10. Änderungsvorbehalte

  1. CoffeeCup hat das Recht, diese Allgemeinen Geschäftsbedingungen jederzeit abzuändern oder um Regelungen für die Nutzung etwaig neu eingeführter zusätzlicher Leistungen oder Funktionen der Software zu ergänzen. Die Änderungen und Ergänzungen der Allgemeinen Geschäftsbedingungen werden dem Kunden spätestens vier Wochen vor dem geplanten Inkrafttreten per E-Mail an die von ihm angegebene E-Mail-Adresse angekündigt. Die Zustimmung des Kunden zur Änderung der Allgemeinen Geschäftsbedingungen gilt als erteilt, wenn der Kunde der Änderung nicht innerhalb einer Frist von zwei Wochen, beginnend mit dem Tag, der auf die Änderungsankündigung folgt, in Textform (z.B. Brief, Fax, E-Mail) widerspricht. CoffeeCup verpflichtet sich, in der Änderungsankündigung auf die Möglichkeit des Widerspruchs, die Frist für den Widerspruch, das Textformerfordernis sowie die Bedeutung, bzw. die Folgen des Unterlassens eines Widerspruchs gesondert hinzuweisen.
  2. CoffeeCup behält sich vor, die Software zu ändern oder abweichende Funktionalitäten anzubieten. Sofern mit der Bereitstellung einer geänderten Version der Software oder einer Änderung von Funktionalitäten der Software eine wesentliche Änderung der durch die Software unterstützten Arbeitsabläufe des Kunden und/ oder Beschränkungen in der Verwendbarkeit bisher erzeugter Daten einhergehen, wird CoffeeCup dies dem Kunden spätestens vier Wochen vor dem Wirksamwerden der Änderung in Textform ankündigen. Widerspricht der Kunde der Änderung nicht in Textform innerhalb einer Frist von zwei Wochen ab Zugang der Änderungsmitteilung, wird die Änderung Vertragsbestandteil.
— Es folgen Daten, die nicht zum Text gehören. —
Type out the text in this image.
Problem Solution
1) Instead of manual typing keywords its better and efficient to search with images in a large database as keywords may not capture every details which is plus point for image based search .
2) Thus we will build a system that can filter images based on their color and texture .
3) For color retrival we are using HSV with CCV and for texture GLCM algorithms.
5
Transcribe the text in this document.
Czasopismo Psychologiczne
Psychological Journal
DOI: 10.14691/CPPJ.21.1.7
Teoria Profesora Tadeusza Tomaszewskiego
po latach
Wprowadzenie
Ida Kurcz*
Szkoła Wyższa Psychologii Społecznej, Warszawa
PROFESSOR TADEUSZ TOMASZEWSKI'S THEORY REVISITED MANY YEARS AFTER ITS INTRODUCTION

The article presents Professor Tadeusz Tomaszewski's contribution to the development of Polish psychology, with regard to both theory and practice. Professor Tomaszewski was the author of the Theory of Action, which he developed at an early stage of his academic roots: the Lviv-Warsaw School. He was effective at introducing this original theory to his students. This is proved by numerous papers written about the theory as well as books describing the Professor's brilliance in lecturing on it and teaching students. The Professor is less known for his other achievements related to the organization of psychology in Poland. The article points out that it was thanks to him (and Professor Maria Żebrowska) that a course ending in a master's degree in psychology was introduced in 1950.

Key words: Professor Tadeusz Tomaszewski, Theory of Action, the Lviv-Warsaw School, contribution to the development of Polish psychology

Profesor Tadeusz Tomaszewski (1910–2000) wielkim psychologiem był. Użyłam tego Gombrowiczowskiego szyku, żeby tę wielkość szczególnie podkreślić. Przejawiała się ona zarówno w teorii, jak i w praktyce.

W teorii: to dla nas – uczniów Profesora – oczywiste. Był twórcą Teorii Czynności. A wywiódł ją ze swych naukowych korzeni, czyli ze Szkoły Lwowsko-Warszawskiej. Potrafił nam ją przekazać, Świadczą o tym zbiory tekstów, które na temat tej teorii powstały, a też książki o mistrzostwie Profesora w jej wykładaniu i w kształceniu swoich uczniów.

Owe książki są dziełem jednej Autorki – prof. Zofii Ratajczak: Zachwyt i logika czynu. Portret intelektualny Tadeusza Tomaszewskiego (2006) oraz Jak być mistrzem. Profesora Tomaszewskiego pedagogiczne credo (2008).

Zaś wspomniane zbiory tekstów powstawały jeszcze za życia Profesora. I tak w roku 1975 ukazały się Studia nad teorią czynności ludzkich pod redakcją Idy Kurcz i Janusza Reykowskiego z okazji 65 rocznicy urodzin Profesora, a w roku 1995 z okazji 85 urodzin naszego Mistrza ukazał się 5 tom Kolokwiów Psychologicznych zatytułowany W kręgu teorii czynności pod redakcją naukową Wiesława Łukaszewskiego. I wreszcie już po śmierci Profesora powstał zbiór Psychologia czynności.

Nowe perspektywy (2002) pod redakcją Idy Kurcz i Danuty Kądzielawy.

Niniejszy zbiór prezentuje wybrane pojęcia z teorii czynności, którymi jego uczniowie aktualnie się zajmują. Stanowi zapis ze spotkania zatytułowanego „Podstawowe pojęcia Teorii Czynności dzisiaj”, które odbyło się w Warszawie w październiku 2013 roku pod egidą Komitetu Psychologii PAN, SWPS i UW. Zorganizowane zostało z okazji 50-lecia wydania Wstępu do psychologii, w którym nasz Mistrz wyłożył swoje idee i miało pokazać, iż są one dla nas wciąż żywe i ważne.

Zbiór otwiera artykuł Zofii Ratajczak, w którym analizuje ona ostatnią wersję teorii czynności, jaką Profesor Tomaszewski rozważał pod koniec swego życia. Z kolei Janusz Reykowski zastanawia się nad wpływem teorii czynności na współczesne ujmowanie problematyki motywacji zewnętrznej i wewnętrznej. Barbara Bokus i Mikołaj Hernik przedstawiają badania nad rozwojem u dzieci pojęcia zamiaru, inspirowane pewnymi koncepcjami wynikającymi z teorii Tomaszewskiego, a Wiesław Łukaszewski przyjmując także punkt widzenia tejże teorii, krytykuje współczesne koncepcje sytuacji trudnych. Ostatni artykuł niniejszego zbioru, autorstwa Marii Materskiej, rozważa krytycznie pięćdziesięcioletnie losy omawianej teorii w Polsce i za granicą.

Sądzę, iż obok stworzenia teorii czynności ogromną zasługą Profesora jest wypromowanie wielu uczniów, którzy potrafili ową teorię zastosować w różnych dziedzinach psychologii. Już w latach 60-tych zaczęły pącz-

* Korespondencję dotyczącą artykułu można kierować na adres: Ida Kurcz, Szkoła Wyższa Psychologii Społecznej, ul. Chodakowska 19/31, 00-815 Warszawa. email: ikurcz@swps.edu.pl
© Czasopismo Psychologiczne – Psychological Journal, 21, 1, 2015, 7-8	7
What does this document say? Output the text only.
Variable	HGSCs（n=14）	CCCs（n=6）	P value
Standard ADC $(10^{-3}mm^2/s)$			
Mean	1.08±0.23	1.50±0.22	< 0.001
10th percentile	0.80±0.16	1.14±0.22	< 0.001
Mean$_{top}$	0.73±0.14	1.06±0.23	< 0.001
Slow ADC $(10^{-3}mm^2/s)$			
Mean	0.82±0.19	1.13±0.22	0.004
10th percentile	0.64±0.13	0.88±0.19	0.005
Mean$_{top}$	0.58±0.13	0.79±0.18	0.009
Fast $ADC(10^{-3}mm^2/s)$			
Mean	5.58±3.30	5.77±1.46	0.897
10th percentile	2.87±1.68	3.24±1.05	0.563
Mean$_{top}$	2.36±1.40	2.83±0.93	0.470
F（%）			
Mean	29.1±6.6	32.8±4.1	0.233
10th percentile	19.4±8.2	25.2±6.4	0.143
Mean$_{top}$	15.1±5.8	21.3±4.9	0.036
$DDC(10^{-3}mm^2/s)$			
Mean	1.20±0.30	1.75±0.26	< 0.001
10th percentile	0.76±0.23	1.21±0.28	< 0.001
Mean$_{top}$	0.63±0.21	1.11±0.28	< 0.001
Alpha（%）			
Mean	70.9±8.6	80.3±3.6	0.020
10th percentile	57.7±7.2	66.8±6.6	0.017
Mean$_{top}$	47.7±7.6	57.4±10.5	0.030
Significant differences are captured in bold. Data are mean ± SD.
CoffeeCup wird den Kunden bei jeder Ankündigung von Änderungen auf die vorgenannte Frist und die Rechtsfolgen ihres Verstreichens bei Nichtwahrnehmung der Widerspruchsmöglichkeit aufmerksam machen.
  3. CoffeeCup behält sich darüber hinaus vor, die Vertragssoftware zu ändern oder erweiterte bzw. abweichende Funktionalitäten anzubieten,
    • soweit dies erforderlich ist, um die Übereinstimmung der von CoffeeCup angebotenen Leistungen mit den gesetzlichen Anforderungen herzustellen, insbesondere, wenn sich die Gesetzeslage ändert;
    • soweit CoffeeCup hierzu durch eine Behörden- oder Gerichtsentscheidung hierzu verpflichtet wird.
    • soweit dies erforderlich ist, um Sicherheitslücken der Software zu beseitigen; oder
    • soweit es eine für den Kunden überwiegend vorteilhafte Verbesserung unserer Software darstellt.
  4. CoffeeCup ist berechtigt, die Preise für die kostenpflichtigen vertraglichen Leistungen zum Ausgleich von Personal- und sonstigen Kostensteigerungen jährlich in angemessener Höhe anzupassen. CoffeeCup wird etwaige Preisanpassungen und deren Geltungszeitpunkt dem Kunden in Textform bekanntgeben. Die Preisanpassungen gelten nicht für die Zeiträume, für die der Kunde bereits Zahlungen geleistet hat. Beträgt die Preisanhebung mehr als 5% des bisherigen Preises, so kann der Kunde dieser Preiserhöhung mit einer Frist von zwei Wochen ab Mitteilung widersprechen. Eine aus einer Änderung des Umfangs der Vertragsleistung bzw. Anzahl der zu verwaltenden Mitarbeiter resultierende Änderungen des Preises gilt nicht als Preisanpassung im Sinne dieser Ziffer.
  5.  Widerspricht der Kunde einer Änderung im Sinne dieser Ziffer form- und fristgerecht, wird das Vertragsverhältnis unter den zuvor geltenden Vertragsbedingungen fortgesetzt. CoffeeCup erwirbt jedoch durch diesen Widerspruch des Kunden das Recht, das Vertragsverhältnis außerordentlich mit einer Frist von einem Monat zu kündigen.

11. Sonstige Bestimmungen

  1. Änderungen dieser Allgemeinen Geschäftsbedingungen bedürfen der Textform. Dies gilt auch für die Abbedingung der Textform selbst.
  2. Auf diesen Vertrag ist ausschließlich das deutsche Recht unter Ausschluss des Übereinkommens der Vereinten Nationen über Verträge über den internationalen Warenverkauf vom 11.04.1980 (UN-Kaufrecht) anzuwenden.
  3. Erfüllungsort ist München. Ausschließlicher Gerichtsstand ist München, sofern beide Parteien Kaufleute oder juristische Person des öffentlichen Rechts sind.
  4. Sollten einzelne Bestimmungen dieses Vertrags unwirksam sein, berührt dies die Gültigkeit der übrigen Bestimmungen grundsätzlich nicht. Die Vertragsparteien werden sich bemühen, anstelle der unwirksamen Bestimmung eine solche zu finden, die dem Vertragsziel rechtlich und wirtschaftlich am ehesten gerecht wird.